Today the Mint Museum is really two museums under one name. The original Randolph Road building holds historic costume, ceramics, ancient American art, Asian art, and the Delhom collection of two thousand pieces of pottery and porcelain donated in 1966. The newer Mint Museum Uptown opened October 1, 2010, in a five-story, 145,000-square-foot building designed by Boston's Machado and Silvetti Associates at a cost of $57 million. Uptown houses contemporary art, American art, and the craft and design collection. Together the two buildings hold the largest public collection of work by Romare Bearden, the celebrated collage artist born in Charlotte in 1911.
Bearden left Charlotte as a child during the Great Migration and built his career in Harlem, but Charlotte never let go of him. The Mint's holdings include his most personal work: collages and watercolors that wove together memory, jazz, and Black life in the American South. Walking through the Bearden galleries, you see a Charlotte that the Strickland building could never have imagined when its cornerstone was laid. The American Art collection extends back to John Singleton Copley and Gilbert Stuart, includes Hudson River School landscapes by Thomas Cole and Sanford Gifford, and gathers paintings by The Eight, the Ashcan School realists who broke from academic tradition at the turn of the twentieth century.

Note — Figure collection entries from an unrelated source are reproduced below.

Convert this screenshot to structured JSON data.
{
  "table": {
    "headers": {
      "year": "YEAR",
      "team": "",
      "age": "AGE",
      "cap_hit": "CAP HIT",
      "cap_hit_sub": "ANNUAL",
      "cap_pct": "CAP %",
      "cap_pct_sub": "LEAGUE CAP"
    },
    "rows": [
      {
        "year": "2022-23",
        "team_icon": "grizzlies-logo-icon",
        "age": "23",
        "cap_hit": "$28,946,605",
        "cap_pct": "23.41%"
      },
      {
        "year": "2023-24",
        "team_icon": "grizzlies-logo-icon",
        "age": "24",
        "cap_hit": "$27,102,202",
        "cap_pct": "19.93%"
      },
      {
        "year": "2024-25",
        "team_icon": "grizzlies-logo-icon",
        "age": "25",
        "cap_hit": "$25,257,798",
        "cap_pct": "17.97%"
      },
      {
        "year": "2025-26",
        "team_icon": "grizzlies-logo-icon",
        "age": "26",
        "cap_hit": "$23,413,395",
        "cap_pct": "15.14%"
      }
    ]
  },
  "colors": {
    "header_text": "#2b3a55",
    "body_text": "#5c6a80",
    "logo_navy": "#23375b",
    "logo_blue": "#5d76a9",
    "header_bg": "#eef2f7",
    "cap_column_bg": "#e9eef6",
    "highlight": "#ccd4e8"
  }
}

The Mint Museum's two campuses encode something about Charlotte itself: a city willing to take apart its past and put it back together in a new place. The Randolph Road building was placed on the Charlotte-Mecklenburg Historic Landmarks list in 1976, exactly 140 years after construction began. Its walls have housed federal gold, then nothing, then art, and now art again after expansions in 1967 and 1985. The Uptown campus, all crisp geometry and gallery light, sits a few blocks from where the building first stood. The mint was never demolished. It was just relocated, twice over, into something new.
Mint Museum Randolph is at 35.224 degrees N, 80.848 degrees W in south Charlotte; Mint Museum Uptown is in the central business district just east of Interstate 277. Best viewed from 3,000 to 5,000 feet AGL. Charlotte Douglas International Airport (KCLT) is about 8 miles southwest; the Uptown skyline is the obvious visual landmark, with Bank of America Stadium and Truist Field nearby.